Chicago Condos, High-Rising Trends in Chicago Real Estate

People living in high-rise Chicago condos and those who make earn their livelihood by designing and managing high-rise Chicago condos owe a debt to the Home Insurance Building. Without its construction in Chicago, Illinois in 1885, there would be no high-rise Chicago condos today. The architectural innovations it used in its frame and design made high-rise Chicago condos and other skyscrapers possible.

The Home Insurance Building, in fact, was considered to be the first skyscraper in the world and the predecessor to the Sears Tower, John Hancock Building, and the high-rise Chicago condos spread all throughout the Chicago Loop. It was the first building where the architects and builders used structural steel in its frame, though the majority of its structure was composed of cast and wrought iron.

It rose up ten stories to a height of 138 feet high, which is not considered very tall by the standards of today's high-rise Chicago condos and skyscrapers, but, for its time, was an impressive stature.

Originally, according to a forensic analysis done at the time of the building's demolition, the Home Insurance Building was thought to be the first building to carry both floors and external walls entirely on its metal frame. Later details and research into the matter have disproved that theory. It is now thought that the building structure must have relied upon both metal and masonry elements to not only support its own weight, but also hold it up against the wind, which can be especially strong in Chicago.

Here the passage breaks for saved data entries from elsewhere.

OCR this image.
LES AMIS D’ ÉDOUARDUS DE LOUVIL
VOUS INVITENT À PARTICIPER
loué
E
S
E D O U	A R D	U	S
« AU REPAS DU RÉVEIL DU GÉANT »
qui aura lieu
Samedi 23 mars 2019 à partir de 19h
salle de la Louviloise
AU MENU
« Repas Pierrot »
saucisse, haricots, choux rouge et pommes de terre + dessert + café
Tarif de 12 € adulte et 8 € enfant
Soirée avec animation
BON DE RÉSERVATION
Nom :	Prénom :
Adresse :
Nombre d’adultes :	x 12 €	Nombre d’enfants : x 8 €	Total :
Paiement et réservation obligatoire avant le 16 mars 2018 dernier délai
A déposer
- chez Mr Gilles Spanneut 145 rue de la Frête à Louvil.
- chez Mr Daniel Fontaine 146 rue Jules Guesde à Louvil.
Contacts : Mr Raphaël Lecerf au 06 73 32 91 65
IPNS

An engineer named William LeBaron Jenney served as the main architect and he can be thought to be the father of all modern skyscrapers and high-rise Chicago condos. There was little confidence in Jenney's abilities as an architect, evidenced by the fact that city officials halted construction due to safety concerns. The building only weighed one-third as much as a stone building should. However, this was an early example of the Chicago school, or Commercial style, in architecture.

Some of the distinguishing features of the Chicago school, which can still be seen sometimes in today's skyscrapers and high-rise Chicago condos, are the usage of steel-frame buildings with masonry cladding. This allowed large plate-glass windows the use of limited areas for exterior ornament.

Neoclassical elements of architecture can also be seen in the Chicago (and in modern skyscrapers and high-rise Chicago condos). Such skyscrapers and other building have been built in the shape of a classical column. Also notable is the development of the "Chicago window."

This window combined light-gathering along with natural ventilation. It is a three-part window with a fixed center pane flanked by two smaller double-hung sash windows, whose arrangement on the façade creates a grid pattern. Some projected out from the façade to form bay windows. Most of these trends and advancements in architecture, which would later lead to skyscrapers and high-rise Chicago condos as known today, began with the Home Insurance Building. Its most notable improvement came in 1890 when two additional top floors were added to the building. The Home Insurance Building was demolished in 1931and the LaSalle Bank Building now stands in its place.